Now the works of the flesh are obvious:
immorality, impurity, licentiousness, idolatry,
sorcery, hatreds, rivalry, jealousy,
outbursts of fury, acts of selfishness,
dissensions, factions, occasions of envy,
drinking bouts, orgies, and the like.
I warn you, as I warned you before,
that those who do such things will not inherit the Kingdom of God.
In contrast, the fruit of the Spirit is love, joy, peace,
patience, kindness, generosity,
faithfulness, gentleness, self-control.
Against such there is no law.
Now those who belong to Christ Jesus have crucified their flesh
with its passions and desires.
If we live in the Spirit, let us also follow the Spirit.

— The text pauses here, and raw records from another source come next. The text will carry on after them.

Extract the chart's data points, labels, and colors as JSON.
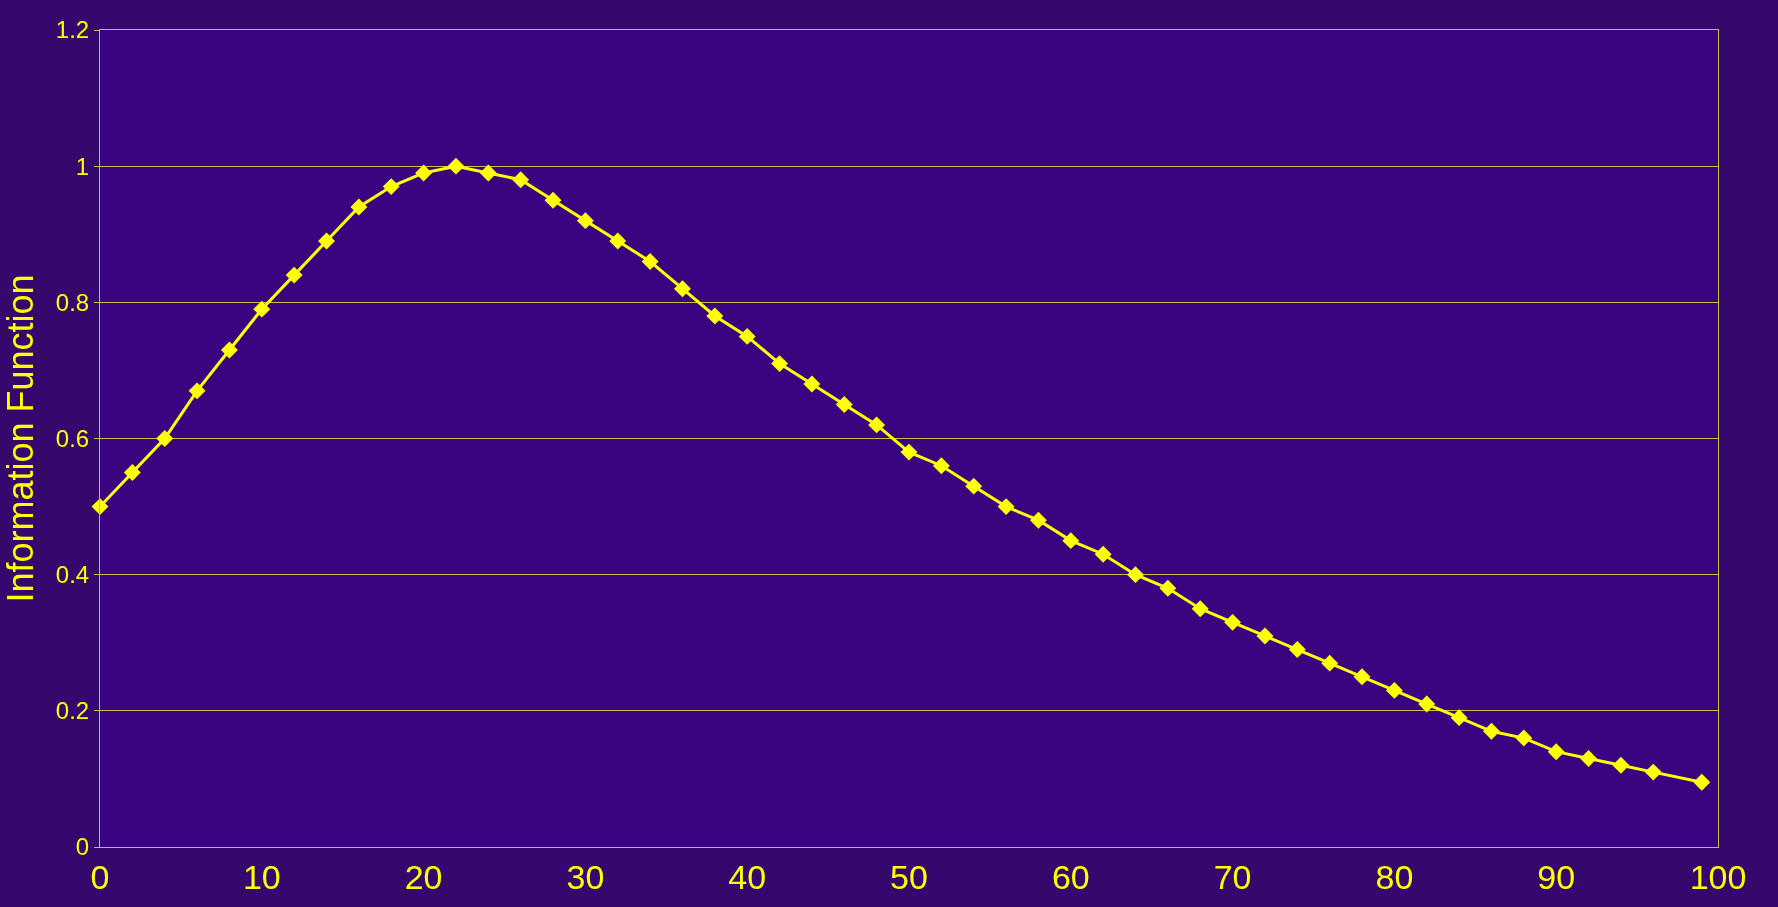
{
  "chart_data": {
    "type": "line",
    "ylabel": "Information Function",
    "x": [
      0,
      2,
      4,
      6,
      8,
      10,
      12,
      14,
      16,
      18,
      20,
      22,
      24,
      26,
      28,
      30,
      32,
      34,
      36,
      38,
      40,
      42,
      44,
      46,
      48,
      50,
      52,
      54,
      56,
      58,
      60,
      62,
      64,
      66,
      68,
      70,
      72,
      74,
      76,
      78,
      80,
      82,
      84,
      86,
      88,
      90,
      92,
      94,
      96,
      99
    ],
    "series": [
      {
        "color": "#ffff00",
        "values": [
          0.5,
          0.55,
          0.6,
          0.67,
          0.73,
          0.79,
          0.84,
          0.89,
          0.94,
          0.97,
          0.99,
          1.0,
          0.99,
          0.98,
          0.95,
          0.92,
          0.89,
          0.86,
          0.82,
          0.78,
          0.75,
          0.71,
          0.68,
          0.65,
          0.62,
          0.58,
          0.56,
          0.53,
          0.5,
          0.48,
          0.45,
          0.43,
          0.4,
          0.38,
          0.35,
          0.33,
          0.31,
          0.29,
          0.27,
          0.25,
          0.23,
          0.21,
          0.19,
          0.17,
          0.16,
          0.14,
          0.13,
          0.12,
          0.11,
          0.095
        ]
      }
    ],
    "xlim": [
      0,
      100
    ],
    "xticks": [
      0,
      10,
      20,
      30,
      40,
      50,
      60,
      70,
      80,
      90,
      100
    ],
    "ylim": [
      0,
      1.2
    ],
    "yticks": [
      0,
      0.2,
      0.4,
      0.6,
      0.8,
      1,
      1.2
    ],
    "grid": "y",
    "marker": "diamond",
    "line_style": "solid"
  }
}
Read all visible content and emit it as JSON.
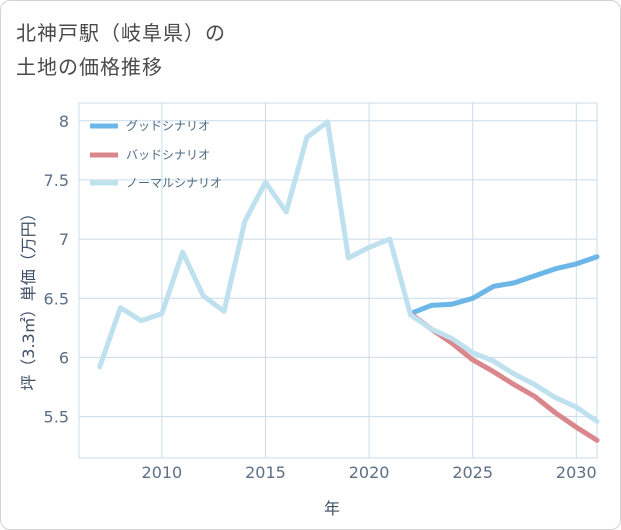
{
  "header": {
    "title_line1": "北神戸駅（岐阜県）の",
    "title_line2": "土地の価格推移"
  },
  "colors": {
    "good": "#6cb6e8",
    "bad": "#d9868c",
    "normal": "#bfe0ee",
    "grid": "#c8dcea"
  },
  "chart_data": {
    "type": "line",
    "title": "北神戸駅（岐阜県）の土地の価格推移",
    "xlabel": "年",
    "ylabel": "坪（3.3㎡）単価（万円）",
    "xlim": [
      2006,
      2031
    ],
    "ylim": [
      5.15,
      8.15
    ],
    "x_ticks": [
      2010,
      2015,
      2020,
      2025,
      2030
    ],
    "x_tick_labels": [
      "2010",
      "2015",
      "2020",
      "2025",
      "2030"
    ],
    "y_ticks": [
      5.5,
      6,
      6.5,
      7,
      7.5,
      8
    ],
    "y_tick_labels": [
      "5.5",
      "6",
      "6.5",
      "7",
      "7.5",
      "8"
    ],
    "grid": true,
    "legend_position": "top-left",
    "series": [
      {
        "name": "グッドシナリオ",
        "key": "good",
        "x": [
          2022,
          2023,
          2024,
          2025,
          2026,
          2027,
          2028,
          2029,
          2030,
          2031
        ],
        "values": [
          6.37,
          6.44,
          6.45,
          6.5,
          6.6,
          6.63,
          6.69,
          6.75,
          6.79,
          6.85
        ]
      },
      {
        "name": "バッドシナリオ",
        "key": "bad",
        "x": [
          2022,
          2023,
          2024,
          2025,
          2026,
          2027,
          2028,
          2029,
          2030,
          2031
        ],
        "values": [
          6.37,
          6.24,
          6.12,
          5.98,
          5.88,
          5.77,
          5.67,
          5.53,
          5.41,
          5.3
        ]
      },
      {
        "name": "ノーマルシナリオ",
        "key": "normal",
        "x": [
          2007,
          2008,
          2009,
          2010,
          2011,
          2012,
          2013,
          2014,
          2015,
          2016,
          2017,
          2018,
          2019,
          2020,
          2021,
          2022,
          2023,
          2024,
          2025,
          2026,
          2027,
          2028,
          2029,
          2030,
          2031
        ],
        "values": [
          5.92,
          6.42,
          6.31,
          6.37,
          6.89,
          6.52,
          6.39,
          7.15,
          7.48,
          7.23,
          7.86,
          7.99,
          6.84,
          6.93,
          7.0,
          6.36,
          6.24,
          6.16,
          6.04,
          5.97,
          5.86,
          5.77,
          5.66,
          5.58,
          5.46
        ]
      }
    ]
  }
}
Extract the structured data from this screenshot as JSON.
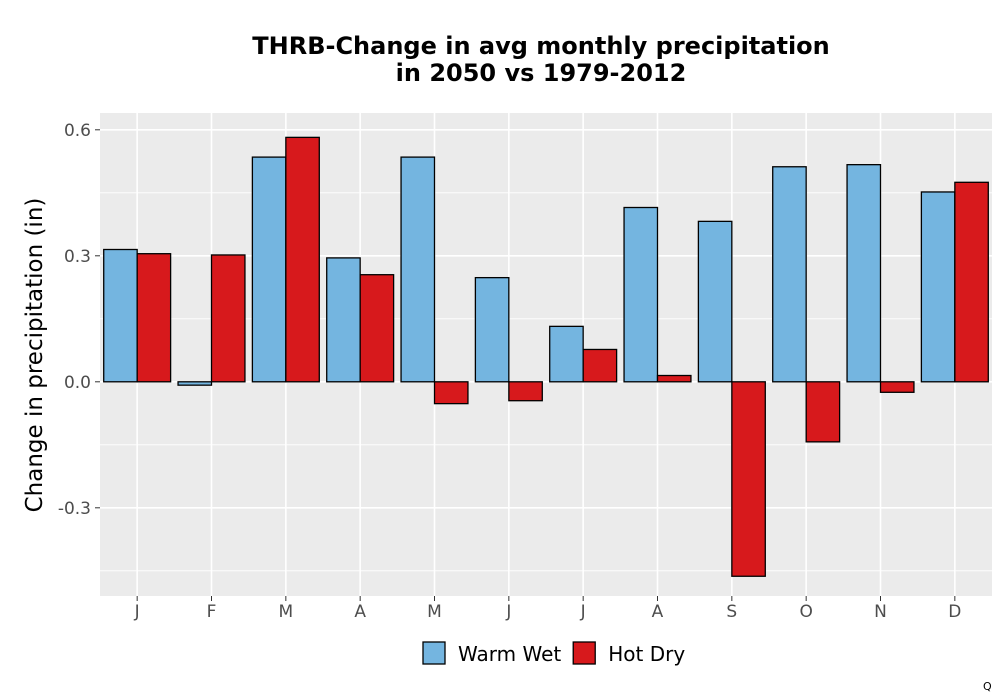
{
  "chart_data": {
    "type": "bar",
    "title_line1": "THRB-Change in avg monthly precipitation",
    "title_line2": "in 2050 vs 1979-2012",
    "xlabel": "",
    "ylabel": "Change in precipitation (in)",
    "categories": [
      "J",
      "F",
      "M",
      "A",
      "M",
      "J",
      "J",
      "A",
      "S",
      "O",
      "N",
      "D"
    ],
    "yticks": [
      "-0.3",
      "0.0",
      "0.3",
      "0.6"
    ],
    "ylim": [
      -0.51,
      0.64
    ],
    "grid": true,
    "legend_position": "bottom",
    "series": [
      {
        "name": "Warm Wet",
        "color": "#74b5e0",
        "values": [
          0.315,
          -0.008,
          0.535,
          0.295,
          0.535,
          0.248,
          0.132,
          0.415,
          0.382,
          0.512,
          0.517,
          0.452
        ]
      },
      {
        "name": "Hot Dry",
        "color": "#d7191c",
        "values": [
          0.305,
          0.302,
          0.582,
          0.255,
          -0.052,
          -0.045,
          0.077,
          0.015,
          -0.463,
          -0.143,
          -0.025,
          0.475
        ]
      }
    ]
  },
  "corner_label": "Q"
}
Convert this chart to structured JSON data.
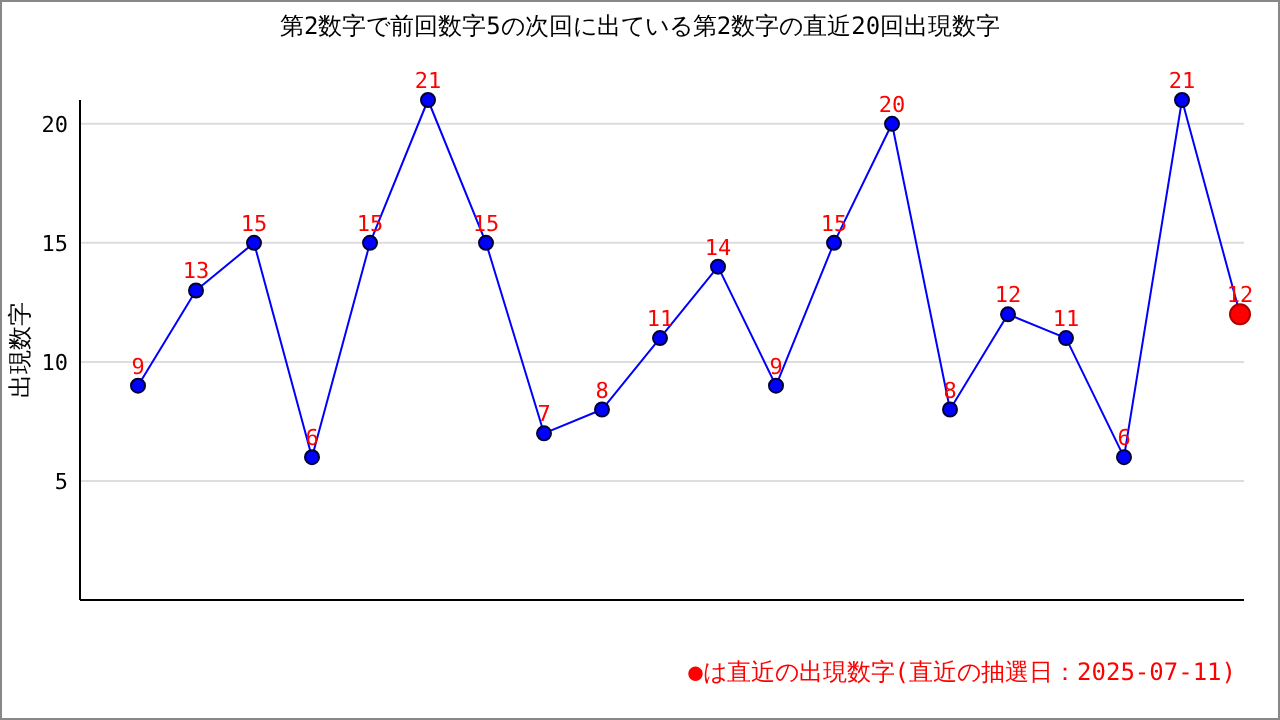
{
  "chart_data": {
    "type": "line",
    "title": "第2数字で前回数字5の次回に出ている第2数字の直近20回出現数字",
    "ylabel": "出現数字",
    "categories": [
      null,
      null,
      null,
      null,
      null,
      null,
      null,
      null,
      null,
      null,
      null,
      null,
      null,
      null,
      null,
      null,
      null,
      null,
      null,
      null
    ],
    "series": [
      {
        "color": "#0000ff",
        "values": [
          9,
          13,
          15,
          6,
          15,
          21,
          15,
          7,
          8,
          11,
          14,
          9,
          15,
          20,
          8,
          12,
          11,
          6,
          21,
          12
        ],
        "colors": [
          "#0000ff",
          "#0000ff",
          "#0000ff",
          "#0000ff",
          "#0000ff",
          "#0000ff",
          "#0000ff",
          "#0000ff",
          "#0000ff",
          "#0000ff",
          "#0000ff",
          "#0000ff",
          "#0000ff",
          "#0000ff",
          "#0000ff",
          "#0000ff",
          "#0000ff",
          "#0000ff",
          "#0000ff",
          "#ff0000"
        ]
      }
    ],
    "ylim": [
      0,
      21
    ],
    "yticks": [
      5,
      10,
      15,
      20
    ],
    "grid": "y",
    "marker": "circle",
    "data_labels": true,
    "tick_labels": "y",
    "annotations": [
      "●は直近の出現数字(直近の抽選日：2025-07-11)"
    ]
  }
}
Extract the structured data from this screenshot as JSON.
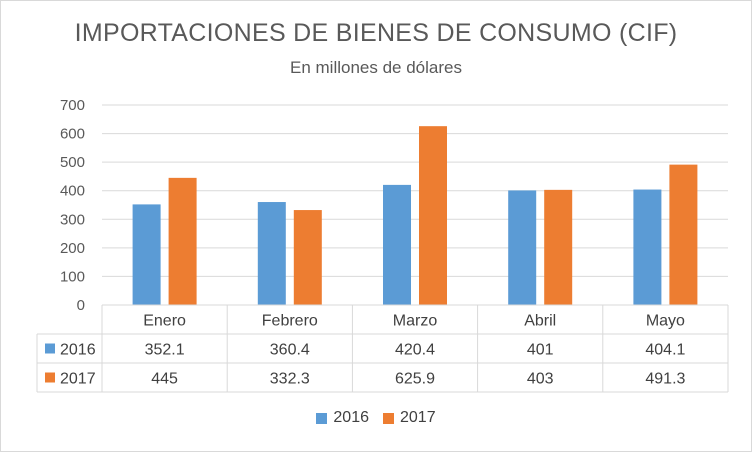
{
  "title": "IMPORTACIONES DE BIENES DE CONSUMO (CIF)",
  "subtitle": "En millones de dólares",
  "chart_data": {
    "type": "bar",
    "title": "IMPORTACIONES DE BIENES DE CONSUMO (CIF)",
    "subtitle": "En millones de dólares",
    "categories": [
      "Enero",
      "Febrero",
      "Marzo",
      "Abril",
      "Mayo"
    ],
    "series": [
      {
        "name": "2016",
        "color": "#5b9bd5",
        "values": [
          352.1,
          360.4,
          420.4,
          401,
          404.1
        ],
        "labels": [
          "352.1",
          "360.4",
          "420.4",
          "401",
          "404.1"
        ]
      },
      {
        "name": "2017",
        "color": "#ed7d31",
        "values": [
          445,
          332.3,
          625.9,
          403,
          491.3
        ],
        "labels": [
          "445",
          "332.3",
          "625.9",
          "403",
          "491.3"
        ]
      }
    ],
    "yticks": [
      "0",
      "100",
      "200",
      "300",
      "400",
      "500",
      "600",
      "700"
    ],
    "ylim": [
      0,
      700
    ],
    "grid": true,
    "data_table": true,
    "legend": "bottom"
  }
}
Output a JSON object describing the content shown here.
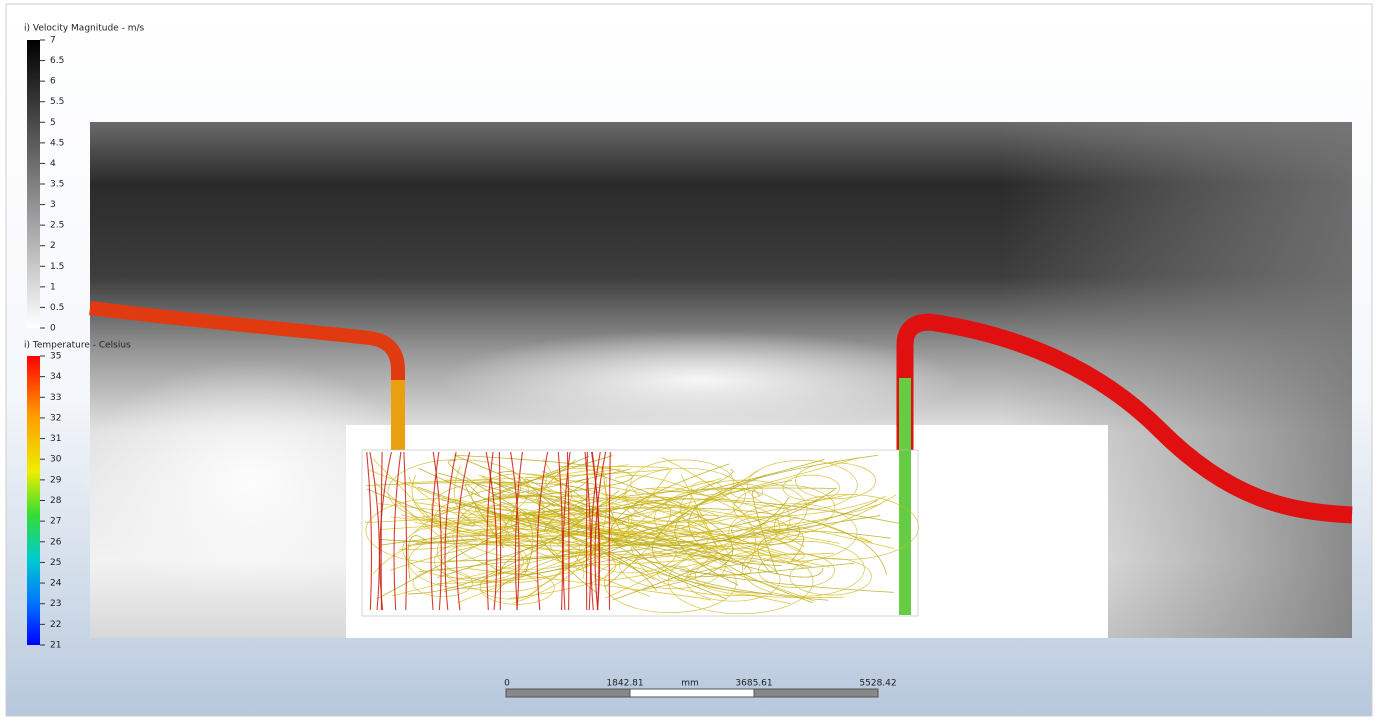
{
  "legends": [
    {
      "title": "i) Velocity Magnitude - m/s",
      "ticks": [
        0,
        0.5,
        1,
        1.5,
        2,
        2.5,
        3,
        3.5,
        4,
        4.5,
        5,
        5.5,
        6,
        6.5,
        7
      ]
    },
    {
      "title": "i) Temperature - Celsius",
      "ticks": [
        21,
        22,
        23,
        24,
        25,
        26,
        27,
        28,
        29,
        30,
        31,
        32,
        33,
        34,
        35
      ]
    }
  ],
  "scale_bar": {
    "labels": [
      "0",
      "1842.81",
      "mm",
      "3685.61",
      "5528.42"
    ]
  }
}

Responsorial Psalm ps 1:1-2, 3, 4 and 6

R. (see Jn 8:12) Those who follow you, Lord, will have the light of life.
Blessed the man who follows not
the counsel of the wicked
Nor walks in the way of sinners,
nor sits in the company of the insolent,
But delights in the law of the LORD
and meditates on his law day and night.
R. Those who follow you, Lord, will have the light of life.
He is like a tree
planted near running water,
That yields its fruit in due season,
and whose leaves never fade.
Whatever he does, prospers.
R. Those who follow you, Lord, will have the light of life.
Not so the wicked, not so;
they are like chaff which the wind drives away.
For the LORD watches over the way of the just,
but the way of the wicked vanishes.
R. Those who follow you, Lord, will have the light of life.

Gospel lk 11:42-46

The Lord said:
“Woe to you Pharisees!
You pay tithes of mint and of rue and of every garden herb,
but you pay no attention to judgment and to love for God.
These you should have done, without overlooking the others.
Woe to you Pharisees!
You love the seat of honor in synagogues
and greetings in marketplaces.
Woe to you!
You are like unseen graves over which people unknowingly walk.”Then one of the scholars of the law said to him in reply,
“Teacher, by saying this you are insulting us too.”
And he said, “Woe also to you scholars of the law!
You impose on people burdens hard to carry,
but you yourselves do not lift one finger to touch them.”